Are you using the latest icefall to export the model and also are you using the latest sherpa-onnx for testing?
Yes. I updated both icefall and sherpa-onnx. Still facing the same issue.
Any update on this ?
Are you able to share the test wave file?
I observed this scenario in a model which I trained with custom data. The same audio might not behave the same way in another model (which is trained with different set of data).
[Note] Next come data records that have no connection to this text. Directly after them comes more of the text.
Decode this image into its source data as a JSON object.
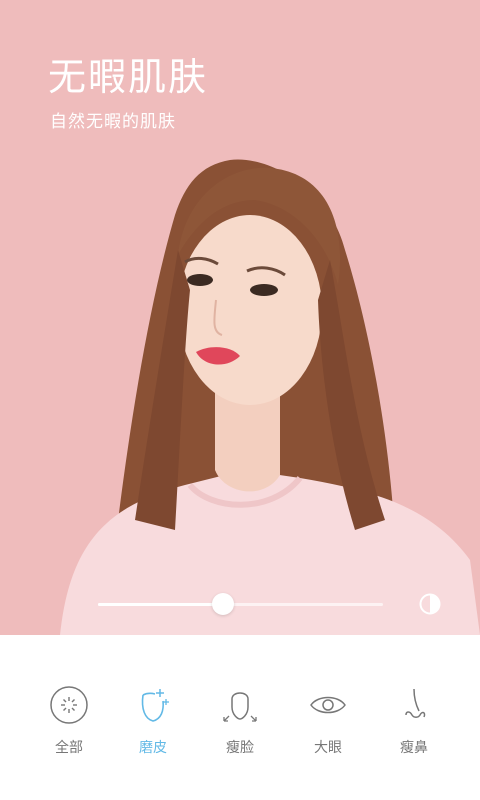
{
  "promo": {
    "title": "无暇肌肤",
    "subtitle": "自然无暇的肌肤"
  },
  "slider": {
    "value": 0.44
  },
  "toolbar": {
    "items": [
      {
        "label": "全部",
        "icon": "all-sparkle-icon",
        "active": false
      },
      {
        "label": "磨皮",
        "icon": "smooth-skin-icon",
        "active": true
      },
      {
        "label": "瘦脸",
        "icon": "slim-face-icon",
        "active": false
      },
      {
        "label": "大眼",
        "icon": "eye-icon",
        "active": false
      },
      {
        "label": "瘦鼻",
        "icon": "nose-icon",
        "active": false
      }
    ]
  },
  "colors": {
    "background": "#efbcbc",
    "accent": "#62b9e6",
    "inactive": "#777777"
  }
}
Is there any pre trained model (.pth) available ? I will share a test wave file testing on that model.
Is there any pre trained model (.pth) available ? I will share a test wave file testing on that model.
Yes, please find the models in the RESULTS.md of each recipe in icefall, e.g., librispeech. For each experiment, there is a link to the huggingface repo containing pre-trained models.
I am attaching two audio files here.
1.wav: pth output(from icefall): GOD'S THE OLD SCHOOL STROKE OUT onnx output(from icefall): GUIDABLE SCHOOL STROKE OUT onnx output (from sherpa-onnx): GO AS TO WALK SCHOOL STROKE OUT (None of the outputs are matching)
2.wav pth output(from icefall): SYSTEM MENU OR PIANGARA AT YOU WITH THEIR KEY onnx output(from icefall): SYSTEM MENU OR PIANGARA AT YOU WITH THEIR KEY onnx output (from sherpa-onnx): SISTER MENU OR PEN GIRL AT YOU WHERE THEIR KEY (pth and onnx output is matching in icefall but sherpa onnx output is different)
I used the model streaming zipformer (zipformer + pruned stateless transducer) [https://huggingface.co/Zengwei/icefall-asr-librispeech-streaming-zipformer-2023-05-17/tree/main/exp] from huggingface for testing these audios.
Command to convert the model to onnx is
python3 ./zipformer/export-onnx-streaming.py
--exp-dir ./zipformer/exp
--tokens data/lang_bpe_500/tokens.txt
--causal 1
--chunk-size 16
--left-context-frames 128
--epoch 30
--avg 1
--use-averaged-model False
Any update on this issue?
Zero key/value cache from encoder initialization states may be causing this discrepancy between training and decoding?